In her book Themis, Jane Ellen Harrison, contrasts the Greek worship of chthonian daimones, who die and are resurrected, with the worship of the immortal Olyumpians.  In my opinion, the contrast between daimonic and Olympian worship is mirrored in the contrast between contemporary Neopagan and Christian worship.  What is interesting for the present purposes is that Harrison describes the daimones as the spirit or “genius” of the tribe, in other words, a kind of totem.  Since I identify contemporary Neopagan worship with Harrison’s daimonism, it makes sense to call my practice TOTEM.

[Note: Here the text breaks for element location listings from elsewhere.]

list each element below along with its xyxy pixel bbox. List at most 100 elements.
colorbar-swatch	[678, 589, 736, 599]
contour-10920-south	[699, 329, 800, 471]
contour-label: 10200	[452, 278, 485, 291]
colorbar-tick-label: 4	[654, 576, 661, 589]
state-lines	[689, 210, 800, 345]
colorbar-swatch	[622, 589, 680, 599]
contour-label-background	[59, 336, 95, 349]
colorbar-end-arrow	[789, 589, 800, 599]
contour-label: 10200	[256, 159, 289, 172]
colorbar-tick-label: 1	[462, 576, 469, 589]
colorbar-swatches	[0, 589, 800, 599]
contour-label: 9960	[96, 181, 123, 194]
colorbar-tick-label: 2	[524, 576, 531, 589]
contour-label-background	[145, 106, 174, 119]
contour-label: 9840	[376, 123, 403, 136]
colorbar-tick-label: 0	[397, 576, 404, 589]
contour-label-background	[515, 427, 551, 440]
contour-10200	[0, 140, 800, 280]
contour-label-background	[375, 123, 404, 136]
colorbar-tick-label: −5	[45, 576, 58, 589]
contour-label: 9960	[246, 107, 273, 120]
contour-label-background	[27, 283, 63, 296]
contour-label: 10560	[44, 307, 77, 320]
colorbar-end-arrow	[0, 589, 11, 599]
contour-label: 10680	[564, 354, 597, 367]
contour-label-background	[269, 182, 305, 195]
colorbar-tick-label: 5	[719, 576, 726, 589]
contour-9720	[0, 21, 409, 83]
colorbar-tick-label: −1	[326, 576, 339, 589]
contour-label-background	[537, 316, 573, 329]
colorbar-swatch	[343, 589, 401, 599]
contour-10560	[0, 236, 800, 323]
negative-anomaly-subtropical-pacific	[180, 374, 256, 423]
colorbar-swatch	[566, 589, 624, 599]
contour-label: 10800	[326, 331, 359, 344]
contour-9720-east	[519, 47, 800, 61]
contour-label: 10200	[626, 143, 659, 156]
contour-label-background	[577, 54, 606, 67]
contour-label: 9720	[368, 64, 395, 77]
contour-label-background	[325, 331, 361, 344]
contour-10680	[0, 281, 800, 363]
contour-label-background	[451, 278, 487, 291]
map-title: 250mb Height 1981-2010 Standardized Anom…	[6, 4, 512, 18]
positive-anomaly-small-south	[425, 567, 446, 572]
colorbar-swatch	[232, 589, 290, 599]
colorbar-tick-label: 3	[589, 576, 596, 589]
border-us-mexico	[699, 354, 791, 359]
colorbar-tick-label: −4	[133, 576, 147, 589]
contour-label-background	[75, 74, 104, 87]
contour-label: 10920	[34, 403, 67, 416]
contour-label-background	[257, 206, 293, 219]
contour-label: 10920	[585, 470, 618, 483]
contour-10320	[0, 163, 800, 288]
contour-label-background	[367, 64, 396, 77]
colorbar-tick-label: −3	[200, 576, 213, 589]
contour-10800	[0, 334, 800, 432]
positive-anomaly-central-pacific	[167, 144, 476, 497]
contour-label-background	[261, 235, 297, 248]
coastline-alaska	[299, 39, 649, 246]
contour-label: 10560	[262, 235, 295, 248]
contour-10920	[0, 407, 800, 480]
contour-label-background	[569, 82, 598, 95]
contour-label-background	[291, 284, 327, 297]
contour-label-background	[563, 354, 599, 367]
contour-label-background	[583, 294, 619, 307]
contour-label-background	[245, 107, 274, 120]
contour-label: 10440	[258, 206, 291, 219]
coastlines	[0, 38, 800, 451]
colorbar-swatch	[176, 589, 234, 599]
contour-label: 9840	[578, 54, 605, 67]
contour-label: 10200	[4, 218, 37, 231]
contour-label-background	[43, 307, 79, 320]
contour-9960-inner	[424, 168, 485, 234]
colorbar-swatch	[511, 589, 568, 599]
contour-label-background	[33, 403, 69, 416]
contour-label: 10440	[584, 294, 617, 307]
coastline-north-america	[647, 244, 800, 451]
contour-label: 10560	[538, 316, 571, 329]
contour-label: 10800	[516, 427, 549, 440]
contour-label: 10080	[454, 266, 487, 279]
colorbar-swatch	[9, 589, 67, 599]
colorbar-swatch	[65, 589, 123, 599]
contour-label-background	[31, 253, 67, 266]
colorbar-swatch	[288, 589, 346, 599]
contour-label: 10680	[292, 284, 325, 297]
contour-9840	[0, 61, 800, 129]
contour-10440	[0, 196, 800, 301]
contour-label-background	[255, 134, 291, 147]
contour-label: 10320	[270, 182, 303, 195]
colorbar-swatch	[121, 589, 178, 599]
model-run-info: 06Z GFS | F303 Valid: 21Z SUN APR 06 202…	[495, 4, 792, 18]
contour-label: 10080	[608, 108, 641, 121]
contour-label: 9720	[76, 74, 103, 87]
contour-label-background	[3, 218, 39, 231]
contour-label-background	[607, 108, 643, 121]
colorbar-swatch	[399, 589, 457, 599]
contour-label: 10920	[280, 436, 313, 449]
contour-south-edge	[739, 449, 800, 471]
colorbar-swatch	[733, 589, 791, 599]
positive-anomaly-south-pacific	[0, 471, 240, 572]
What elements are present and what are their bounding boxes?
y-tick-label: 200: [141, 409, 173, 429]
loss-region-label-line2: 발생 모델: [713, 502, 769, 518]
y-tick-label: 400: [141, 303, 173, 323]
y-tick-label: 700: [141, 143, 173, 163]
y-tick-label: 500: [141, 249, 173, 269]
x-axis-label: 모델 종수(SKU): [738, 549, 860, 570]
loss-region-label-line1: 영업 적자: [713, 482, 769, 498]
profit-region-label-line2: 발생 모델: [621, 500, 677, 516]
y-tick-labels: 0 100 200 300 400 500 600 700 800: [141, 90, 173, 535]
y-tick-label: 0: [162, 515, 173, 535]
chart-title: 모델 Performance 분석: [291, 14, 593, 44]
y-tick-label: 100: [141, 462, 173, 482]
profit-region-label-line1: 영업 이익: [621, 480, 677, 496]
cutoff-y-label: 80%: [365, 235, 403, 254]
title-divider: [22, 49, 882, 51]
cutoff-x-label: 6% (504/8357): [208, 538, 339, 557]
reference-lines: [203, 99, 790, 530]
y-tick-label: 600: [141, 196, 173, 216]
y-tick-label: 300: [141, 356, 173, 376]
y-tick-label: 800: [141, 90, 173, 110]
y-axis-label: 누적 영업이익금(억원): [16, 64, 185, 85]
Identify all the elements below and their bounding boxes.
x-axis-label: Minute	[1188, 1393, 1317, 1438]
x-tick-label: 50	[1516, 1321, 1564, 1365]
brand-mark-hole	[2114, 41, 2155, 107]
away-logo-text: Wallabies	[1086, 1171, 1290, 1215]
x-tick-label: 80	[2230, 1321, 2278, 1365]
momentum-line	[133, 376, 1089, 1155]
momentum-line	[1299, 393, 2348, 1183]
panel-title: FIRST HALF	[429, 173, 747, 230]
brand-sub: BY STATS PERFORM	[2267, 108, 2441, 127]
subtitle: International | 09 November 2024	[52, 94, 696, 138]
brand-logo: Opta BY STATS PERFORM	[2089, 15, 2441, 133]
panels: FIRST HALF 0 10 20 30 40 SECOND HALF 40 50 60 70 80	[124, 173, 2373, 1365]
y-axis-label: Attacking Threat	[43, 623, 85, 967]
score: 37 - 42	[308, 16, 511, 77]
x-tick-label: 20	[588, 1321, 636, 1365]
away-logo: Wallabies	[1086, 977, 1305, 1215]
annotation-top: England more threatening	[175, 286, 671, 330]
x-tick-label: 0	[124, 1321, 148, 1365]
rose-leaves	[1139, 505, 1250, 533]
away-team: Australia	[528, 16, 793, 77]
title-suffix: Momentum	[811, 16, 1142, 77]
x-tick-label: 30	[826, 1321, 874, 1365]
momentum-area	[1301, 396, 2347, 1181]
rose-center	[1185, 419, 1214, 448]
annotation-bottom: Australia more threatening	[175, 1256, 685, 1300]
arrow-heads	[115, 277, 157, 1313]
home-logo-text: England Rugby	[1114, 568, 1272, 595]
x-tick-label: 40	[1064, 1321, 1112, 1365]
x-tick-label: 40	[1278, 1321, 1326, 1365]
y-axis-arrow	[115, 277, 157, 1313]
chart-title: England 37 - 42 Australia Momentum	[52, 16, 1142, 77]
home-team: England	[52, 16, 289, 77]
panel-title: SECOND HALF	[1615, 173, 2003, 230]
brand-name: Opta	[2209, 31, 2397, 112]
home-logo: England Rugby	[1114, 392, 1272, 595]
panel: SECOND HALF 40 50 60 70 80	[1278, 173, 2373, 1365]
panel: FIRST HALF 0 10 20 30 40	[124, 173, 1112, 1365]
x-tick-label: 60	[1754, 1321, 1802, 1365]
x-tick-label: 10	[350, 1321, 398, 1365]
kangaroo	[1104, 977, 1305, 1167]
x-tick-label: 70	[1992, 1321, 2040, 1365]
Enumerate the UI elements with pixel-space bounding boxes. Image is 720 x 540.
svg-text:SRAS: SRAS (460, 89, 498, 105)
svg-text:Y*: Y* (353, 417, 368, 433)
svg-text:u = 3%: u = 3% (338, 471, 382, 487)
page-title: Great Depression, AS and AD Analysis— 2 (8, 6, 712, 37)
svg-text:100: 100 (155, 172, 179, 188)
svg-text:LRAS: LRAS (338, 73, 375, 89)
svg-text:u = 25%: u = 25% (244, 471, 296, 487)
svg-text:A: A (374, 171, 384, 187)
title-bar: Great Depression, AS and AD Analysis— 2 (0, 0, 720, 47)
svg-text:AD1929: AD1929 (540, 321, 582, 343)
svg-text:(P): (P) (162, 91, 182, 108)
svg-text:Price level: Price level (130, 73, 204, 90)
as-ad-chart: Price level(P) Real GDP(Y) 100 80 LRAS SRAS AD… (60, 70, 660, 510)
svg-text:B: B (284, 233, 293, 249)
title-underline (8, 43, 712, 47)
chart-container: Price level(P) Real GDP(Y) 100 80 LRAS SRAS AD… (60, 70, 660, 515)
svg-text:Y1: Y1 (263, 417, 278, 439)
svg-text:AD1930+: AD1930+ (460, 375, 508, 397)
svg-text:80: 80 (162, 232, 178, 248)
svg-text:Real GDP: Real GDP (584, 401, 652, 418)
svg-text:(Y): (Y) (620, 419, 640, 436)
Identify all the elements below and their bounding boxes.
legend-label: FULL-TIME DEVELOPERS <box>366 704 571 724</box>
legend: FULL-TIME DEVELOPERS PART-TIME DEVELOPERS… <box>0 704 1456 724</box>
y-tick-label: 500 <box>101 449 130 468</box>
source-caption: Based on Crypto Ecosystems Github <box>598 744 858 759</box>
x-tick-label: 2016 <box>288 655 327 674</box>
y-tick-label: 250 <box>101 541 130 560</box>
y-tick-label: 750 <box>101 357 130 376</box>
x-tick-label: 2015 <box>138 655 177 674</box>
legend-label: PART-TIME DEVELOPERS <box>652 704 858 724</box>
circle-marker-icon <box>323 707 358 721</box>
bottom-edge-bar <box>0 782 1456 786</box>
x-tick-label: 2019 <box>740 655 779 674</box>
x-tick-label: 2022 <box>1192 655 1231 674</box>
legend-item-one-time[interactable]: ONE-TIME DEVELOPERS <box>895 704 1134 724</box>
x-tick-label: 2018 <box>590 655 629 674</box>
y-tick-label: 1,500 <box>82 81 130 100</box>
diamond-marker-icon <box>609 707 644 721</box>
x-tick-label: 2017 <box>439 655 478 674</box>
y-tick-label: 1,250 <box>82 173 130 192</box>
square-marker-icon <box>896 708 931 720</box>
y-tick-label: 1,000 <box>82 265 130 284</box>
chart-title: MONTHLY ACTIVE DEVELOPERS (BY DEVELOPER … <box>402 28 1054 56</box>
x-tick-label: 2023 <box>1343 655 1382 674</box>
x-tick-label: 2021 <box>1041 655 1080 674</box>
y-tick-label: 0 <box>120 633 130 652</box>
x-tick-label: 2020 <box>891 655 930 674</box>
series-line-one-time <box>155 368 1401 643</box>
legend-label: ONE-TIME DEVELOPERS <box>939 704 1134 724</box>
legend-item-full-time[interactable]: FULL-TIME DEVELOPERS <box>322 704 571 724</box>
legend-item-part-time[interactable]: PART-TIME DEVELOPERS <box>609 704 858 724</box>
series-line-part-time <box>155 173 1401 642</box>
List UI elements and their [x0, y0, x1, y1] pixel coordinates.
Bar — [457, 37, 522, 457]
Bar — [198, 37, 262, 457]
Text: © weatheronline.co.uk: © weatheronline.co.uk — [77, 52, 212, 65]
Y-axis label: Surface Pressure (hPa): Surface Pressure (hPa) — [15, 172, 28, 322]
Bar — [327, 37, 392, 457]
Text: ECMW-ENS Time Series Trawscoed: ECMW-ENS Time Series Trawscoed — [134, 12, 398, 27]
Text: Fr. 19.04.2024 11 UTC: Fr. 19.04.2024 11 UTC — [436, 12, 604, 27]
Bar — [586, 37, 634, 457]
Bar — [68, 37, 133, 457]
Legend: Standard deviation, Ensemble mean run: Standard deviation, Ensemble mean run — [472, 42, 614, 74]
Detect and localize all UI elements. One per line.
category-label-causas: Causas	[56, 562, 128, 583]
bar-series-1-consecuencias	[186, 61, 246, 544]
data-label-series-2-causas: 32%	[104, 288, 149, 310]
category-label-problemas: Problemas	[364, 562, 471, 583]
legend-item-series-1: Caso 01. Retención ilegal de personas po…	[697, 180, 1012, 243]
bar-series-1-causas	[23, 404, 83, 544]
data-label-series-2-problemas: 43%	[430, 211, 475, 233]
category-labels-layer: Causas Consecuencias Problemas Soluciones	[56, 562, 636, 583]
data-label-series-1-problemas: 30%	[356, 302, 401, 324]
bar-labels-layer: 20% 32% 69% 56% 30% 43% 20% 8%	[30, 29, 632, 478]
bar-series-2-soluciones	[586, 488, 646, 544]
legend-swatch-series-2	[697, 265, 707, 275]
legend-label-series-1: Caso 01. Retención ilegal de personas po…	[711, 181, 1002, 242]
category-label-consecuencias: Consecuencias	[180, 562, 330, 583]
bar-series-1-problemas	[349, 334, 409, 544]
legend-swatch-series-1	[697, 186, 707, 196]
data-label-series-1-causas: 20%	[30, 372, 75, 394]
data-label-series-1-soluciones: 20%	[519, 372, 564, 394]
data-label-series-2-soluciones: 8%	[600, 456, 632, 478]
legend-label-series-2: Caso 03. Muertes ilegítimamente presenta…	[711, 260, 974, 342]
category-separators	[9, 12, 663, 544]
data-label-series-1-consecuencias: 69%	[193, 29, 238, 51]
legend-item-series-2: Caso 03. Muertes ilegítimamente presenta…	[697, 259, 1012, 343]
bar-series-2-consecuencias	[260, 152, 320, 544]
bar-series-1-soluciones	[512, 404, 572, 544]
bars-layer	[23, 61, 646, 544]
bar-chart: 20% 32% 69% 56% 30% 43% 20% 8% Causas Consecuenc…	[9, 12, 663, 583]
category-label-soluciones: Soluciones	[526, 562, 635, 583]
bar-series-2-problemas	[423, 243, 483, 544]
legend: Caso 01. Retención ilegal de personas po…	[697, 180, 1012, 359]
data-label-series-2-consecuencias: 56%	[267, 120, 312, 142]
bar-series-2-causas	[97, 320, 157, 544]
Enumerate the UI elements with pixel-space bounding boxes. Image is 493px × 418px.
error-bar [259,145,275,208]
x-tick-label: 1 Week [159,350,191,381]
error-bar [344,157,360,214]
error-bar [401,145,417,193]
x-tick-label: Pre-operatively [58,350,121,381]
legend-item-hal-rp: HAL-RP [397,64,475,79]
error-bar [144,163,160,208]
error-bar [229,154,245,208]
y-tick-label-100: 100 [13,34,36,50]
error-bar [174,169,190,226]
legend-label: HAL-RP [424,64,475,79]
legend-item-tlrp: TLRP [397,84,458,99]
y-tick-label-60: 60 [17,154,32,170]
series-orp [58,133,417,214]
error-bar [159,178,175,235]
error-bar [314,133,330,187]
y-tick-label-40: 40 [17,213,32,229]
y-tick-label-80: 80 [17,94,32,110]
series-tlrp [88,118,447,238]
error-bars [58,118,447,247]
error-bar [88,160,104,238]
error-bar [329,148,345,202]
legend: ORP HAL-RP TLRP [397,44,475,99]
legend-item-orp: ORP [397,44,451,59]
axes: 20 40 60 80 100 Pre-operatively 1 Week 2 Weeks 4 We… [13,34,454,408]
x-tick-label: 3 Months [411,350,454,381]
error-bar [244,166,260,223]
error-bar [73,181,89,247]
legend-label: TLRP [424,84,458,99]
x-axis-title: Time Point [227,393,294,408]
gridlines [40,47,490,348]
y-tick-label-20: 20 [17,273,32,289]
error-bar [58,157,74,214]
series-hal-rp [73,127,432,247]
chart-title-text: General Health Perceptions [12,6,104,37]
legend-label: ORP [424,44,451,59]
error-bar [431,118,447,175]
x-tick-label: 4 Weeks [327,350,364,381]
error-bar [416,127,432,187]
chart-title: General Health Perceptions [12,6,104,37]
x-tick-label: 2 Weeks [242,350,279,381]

In the process of deciding on a name, I Googled the name “Temple of the Earth Mother” and found a translation of the lyrics of an Incan song by Mike Oldfield:

Huaca Pacha Mama
Huaca Saqsaywaman
Huaca Yachaq runa
Huaca Munaq Runa

Translation:

Temple of the Earth Mother
Temple of the Speckled Hawk
Temple of the Wise One
Temple of the Loving One

The name “Pacha Mama” or “Pachamama” has been used as the title of many songs and is even the name of a band, and a further search led me to one song, which I particularly liked by Lily Frost:

Pacha Mama

From my center to Lake Huron
From Lake Huron to my memories
From my feet to the roots in the earth
From the roots to the depths of my soul

From my heart to the western wind
From the wind to the freedom within
Take my hand ‘cross the land n’which we stand
From the land to the sea we expand

(chorus)
Spread my wings like an eagle soars
High above the oceans and the stones
Drop of blood deep inside of me
From the wampum to my history
Drop of blood deep inside of me
From the wampum to my history

Pacha Mama, Pacha Mama 
Pacha Mama, Pacha Mama

From my eyes to the skies
Through the skies I feel it swayin’ high
From sweet summer to the winter fierce
Through the winter with nomad’s will.

(chorus)

This  song expresses a deep sense of connection between the human soul and the natural world.  This is the essence of the spirituality that wanted to experience through the practice which I intended to call TOTEM: Temple of the Earth Mother.  Although I changed the name of my blog, if I ever do start a “tradition”, I think will call it TOTEM: Temple of the Earth Mother, in honor Joseph Wilson.